Arnhem: the battle for the bridges, 1944, by Antony Beevor

Summary: a thorough, and thoroughly bleak, account of what happens when Europe is divided

Much like XXX Corps in this book I stalled on the Neder Rijn: I must confess to finding this account of the infamous Allied defeat in the Netherlands so bleak that I had to set it aside for a couple of months before finishing it.

Nevertheless there is much to recommend in this book. First, in its ability to make a more critical assessment of the main protagonists in the battle, it has a more rounded view of them than could be obtained from either Cornelius Ryan’s gripping account, A Bridge Too Far, or Richard Attenborough’s celebrated film of the same name.

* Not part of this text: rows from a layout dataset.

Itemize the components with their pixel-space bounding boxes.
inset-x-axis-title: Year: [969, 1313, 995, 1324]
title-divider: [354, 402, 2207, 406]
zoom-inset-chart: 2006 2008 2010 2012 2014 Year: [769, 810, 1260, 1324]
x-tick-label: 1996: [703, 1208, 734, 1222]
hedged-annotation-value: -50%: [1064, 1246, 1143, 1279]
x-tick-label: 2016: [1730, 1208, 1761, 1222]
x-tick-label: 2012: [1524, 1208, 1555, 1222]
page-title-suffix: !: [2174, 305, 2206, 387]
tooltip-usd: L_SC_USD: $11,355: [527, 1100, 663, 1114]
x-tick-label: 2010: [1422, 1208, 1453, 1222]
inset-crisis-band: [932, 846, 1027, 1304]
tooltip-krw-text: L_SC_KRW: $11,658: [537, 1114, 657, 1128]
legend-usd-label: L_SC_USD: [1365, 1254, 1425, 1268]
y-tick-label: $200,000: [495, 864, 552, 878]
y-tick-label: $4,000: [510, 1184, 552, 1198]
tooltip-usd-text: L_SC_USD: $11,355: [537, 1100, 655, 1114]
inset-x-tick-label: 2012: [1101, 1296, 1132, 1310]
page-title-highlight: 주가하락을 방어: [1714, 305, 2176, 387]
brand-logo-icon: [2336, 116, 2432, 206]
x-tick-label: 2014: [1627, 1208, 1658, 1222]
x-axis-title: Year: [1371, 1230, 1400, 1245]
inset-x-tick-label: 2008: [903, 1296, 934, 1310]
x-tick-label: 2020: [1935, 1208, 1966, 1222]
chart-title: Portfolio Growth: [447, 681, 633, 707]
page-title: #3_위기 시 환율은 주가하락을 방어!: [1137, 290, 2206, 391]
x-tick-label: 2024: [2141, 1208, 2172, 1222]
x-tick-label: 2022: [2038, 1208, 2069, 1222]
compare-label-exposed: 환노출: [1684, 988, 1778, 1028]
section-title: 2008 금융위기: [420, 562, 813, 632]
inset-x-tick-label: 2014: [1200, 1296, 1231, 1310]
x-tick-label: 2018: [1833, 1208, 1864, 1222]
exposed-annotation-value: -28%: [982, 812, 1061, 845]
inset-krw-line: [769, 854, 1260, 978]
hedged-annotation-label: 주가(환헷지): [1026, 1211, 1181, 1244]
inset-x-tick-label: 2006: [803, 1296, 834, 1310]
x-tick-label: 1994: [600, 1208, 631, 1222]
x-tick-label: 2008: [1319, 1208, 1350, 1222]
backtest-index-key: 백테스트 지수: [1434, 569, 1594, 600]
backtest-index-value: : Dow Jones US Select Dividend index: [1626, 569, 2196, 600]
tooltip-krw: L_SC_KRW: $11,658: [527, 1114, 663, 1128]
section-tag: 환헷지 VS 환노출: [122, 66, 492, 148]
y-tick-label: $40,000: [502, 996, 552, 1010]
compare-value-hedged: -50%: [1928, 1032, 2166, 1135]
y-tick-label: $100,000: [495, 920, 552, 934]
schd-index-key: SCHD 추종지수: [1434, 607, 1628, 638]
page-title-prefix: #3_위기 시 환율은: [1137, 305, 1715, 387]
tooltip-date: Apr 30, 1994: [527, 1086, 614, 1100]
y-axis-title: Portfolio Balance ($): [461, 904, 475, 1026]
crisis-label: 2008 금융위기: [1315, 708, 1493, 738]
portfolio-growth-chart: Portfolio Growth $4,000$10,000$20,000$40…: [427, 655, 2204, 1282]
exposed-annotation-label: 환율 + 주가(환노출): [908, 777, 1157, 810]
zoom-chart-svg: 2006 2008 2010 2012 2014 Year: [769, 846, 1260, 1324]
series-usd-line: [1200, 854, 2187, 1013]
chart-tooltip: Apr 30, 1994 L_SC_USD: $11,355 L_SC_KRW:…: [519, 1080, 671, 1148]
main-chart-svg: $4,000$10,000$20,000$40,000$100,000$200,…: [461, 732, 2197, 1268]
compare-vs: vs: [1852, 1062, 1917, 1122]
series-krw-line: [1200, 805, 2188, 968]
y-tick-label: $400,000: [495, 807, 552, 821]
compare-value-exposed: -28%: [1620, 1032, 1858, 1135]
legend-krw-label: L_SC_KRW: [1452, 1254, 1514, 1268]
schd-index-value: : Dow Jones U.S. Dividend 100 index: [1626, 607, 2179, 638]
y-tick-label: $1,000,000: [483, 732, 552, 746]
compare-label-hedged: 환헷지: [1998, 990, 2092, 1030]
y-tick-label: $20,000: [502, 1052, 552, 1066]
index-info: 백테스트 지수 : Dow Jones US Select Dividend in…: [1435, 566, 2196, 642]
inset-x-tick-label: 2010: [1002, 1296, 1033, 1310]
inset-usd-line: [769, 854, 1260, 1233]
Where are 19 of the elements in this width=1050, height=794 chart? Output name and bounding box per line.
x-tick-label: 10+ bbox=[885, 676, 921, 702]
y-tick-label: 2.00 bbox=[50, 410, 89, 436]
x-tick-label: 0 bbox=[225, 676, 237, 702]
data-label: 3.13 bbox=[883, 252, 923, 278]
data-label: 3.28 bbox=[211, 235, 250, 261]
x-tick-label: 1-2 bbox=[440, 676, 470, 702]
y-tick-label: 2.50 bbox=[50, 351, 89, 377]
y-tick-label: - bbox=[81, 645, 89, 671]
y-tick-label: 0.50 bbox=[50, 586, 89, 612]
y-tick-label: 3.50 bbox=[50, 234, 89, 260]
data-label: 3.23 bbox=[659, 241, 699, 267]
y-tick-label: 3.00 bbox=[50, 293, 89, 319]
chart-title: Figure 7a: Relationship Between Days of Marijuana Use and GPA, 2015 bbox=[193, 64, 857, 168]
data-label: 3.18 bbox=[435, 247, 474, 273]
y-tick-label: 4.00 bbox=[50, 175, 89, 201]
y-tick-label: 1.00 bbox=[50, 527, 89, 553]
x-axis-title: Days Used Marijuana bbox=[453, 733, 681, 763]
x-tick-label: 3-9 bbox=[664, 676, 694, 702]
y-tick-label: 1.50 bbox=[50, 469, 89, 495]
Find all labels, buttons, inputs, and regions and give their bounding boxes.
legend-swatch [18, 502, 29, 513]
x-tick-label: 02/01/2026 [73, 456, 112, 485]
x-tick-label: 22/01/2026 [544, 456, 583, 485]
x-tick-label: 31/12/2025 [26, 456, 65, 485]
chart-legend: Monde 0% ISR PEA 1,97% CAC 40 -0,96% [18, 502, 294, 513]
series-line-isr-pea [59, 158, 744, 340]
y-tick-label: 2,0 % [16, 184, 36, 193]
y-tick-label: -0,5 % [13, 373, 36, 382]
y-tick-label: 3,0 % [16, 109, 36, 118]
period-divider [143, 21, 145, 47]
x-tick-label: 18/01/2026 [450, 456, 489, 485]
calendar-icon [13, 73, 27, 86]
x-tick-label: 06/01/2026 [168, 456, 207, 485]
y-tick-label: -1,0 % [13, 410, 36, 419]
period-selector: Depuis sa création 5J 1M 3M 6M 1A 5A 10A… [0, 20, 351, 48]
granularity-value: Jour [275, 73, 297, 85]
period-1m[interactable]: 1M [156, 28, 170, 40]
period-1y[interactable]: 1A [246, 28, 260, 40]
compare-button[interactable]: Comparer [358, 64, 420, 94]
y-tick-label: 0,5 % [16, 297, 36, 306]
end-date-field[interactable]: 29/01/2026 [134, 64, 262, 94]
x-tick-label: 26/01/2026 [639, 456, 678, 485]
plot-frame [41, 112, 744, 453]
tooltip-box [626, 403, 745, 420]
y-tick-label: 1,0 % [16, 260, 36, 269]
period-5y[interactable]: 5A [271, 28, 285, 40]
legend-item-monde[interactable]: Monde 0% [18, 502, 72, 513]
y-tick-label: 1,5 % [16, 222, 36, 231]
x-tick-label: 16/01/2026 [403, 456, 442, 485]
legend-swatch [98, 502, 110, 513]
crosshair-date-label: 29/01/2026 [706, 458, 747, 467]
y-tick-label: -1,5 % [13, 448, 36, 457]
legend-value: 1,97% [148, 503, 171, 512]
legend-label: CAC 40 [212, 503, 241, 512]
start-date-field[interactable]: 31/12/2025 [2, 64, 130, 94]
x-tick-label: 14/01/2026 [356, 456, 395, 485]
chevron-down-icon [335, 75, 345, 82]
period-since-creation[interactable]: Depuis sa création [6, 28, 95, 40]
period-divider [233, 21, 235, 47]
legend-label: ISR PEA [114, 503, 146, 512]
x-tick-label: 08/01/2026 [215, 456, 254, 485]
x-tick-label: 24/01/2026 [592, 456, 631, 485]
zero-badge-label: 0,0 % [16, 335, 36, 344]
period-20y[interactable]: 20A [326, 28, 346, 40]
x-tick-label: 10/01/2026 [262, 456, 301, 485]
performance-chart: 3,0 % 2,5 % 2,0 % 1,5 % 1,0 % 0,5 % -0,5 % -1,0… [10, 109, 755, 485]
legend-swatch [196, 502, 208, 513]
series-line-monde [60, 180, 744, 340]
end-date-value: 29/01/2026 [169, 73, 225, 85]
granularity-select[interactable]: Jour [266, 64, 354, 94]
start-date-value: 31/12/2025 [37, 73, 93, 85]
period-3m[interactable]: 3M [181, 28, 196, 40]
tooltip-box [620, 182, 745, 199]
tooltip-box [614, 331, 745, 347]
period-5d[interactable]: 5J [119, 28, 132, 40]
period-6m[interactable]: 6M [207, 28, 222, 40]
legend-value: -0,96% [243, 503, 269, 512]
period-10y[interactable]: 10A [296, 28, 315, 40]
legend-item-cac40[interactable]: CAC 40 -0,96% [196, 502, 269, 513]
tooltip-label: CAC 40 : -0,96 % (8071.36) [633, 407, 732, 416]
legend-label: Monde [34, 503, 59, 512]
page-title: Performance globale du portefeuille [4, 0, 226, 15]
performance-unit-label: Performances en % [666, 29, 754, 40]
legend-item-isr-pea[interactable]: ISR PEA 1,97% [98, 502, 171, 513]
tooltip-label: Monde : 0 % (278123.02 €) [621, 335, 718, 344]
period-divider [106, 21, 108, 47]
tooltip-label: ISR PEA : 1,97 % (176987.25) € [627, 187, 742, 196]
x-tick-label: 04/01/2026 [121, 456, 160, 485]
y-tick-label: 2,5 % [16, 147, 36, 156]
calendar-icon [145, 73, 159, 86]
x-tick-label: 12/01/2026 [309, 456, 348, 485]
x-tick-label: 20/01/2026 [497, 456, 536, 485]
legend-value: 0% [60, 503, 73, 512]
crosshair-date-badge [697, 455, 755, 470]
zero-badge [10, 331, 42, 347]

Second, both these depictions of the battle obtain their narrative drive by focussing on the efforts to relieve the paratroopers in Arnhem. But, in truth, as Stephen Ambrose discerned when writing Band of Brothers, and as Beevor also shows here, the entire plan was woefully conceived as it was almost impossible to secure the road against German counter-attacks to ensure sufficient support and supply to the advancing armour to ever make the seizure of a bridgehead across the Rhine, the objective of the operation, a realistic objective. That the advance got as far as it did was in spite of the plan, not because of it.

American general Jim Gavin saw this from the outset but kept his mouth shut and distinguished himself during the battle as arguably the most gifted commander. Polish general Stanislaw Sosabowski, in a vain effort to save lives, made the mistake of pointing out to the British what a dumb, stupid plan this was. Hence, in spite of the courage he and his men showed in the fighting, including in rearguard, he was scapegoated by British generals Browning and Horrocks when their incompetence became apparent. (It is clearly a tradition in British public life for incompetents to blame the perspicacious, particularly when foreign, for their own inadequacies).

The book also pays tribute to the courage of Dutch Resistance and civilians in the course of the battle and notes how they bore the brunt of German fury after the Allies had been forced to withdraw.

For my money Antony Beevor’s best book is the Battle for Spain. But this book is a timely reminder of the shocking brutalities of European civil war that the establishment of the European Union finally rendered obsolete.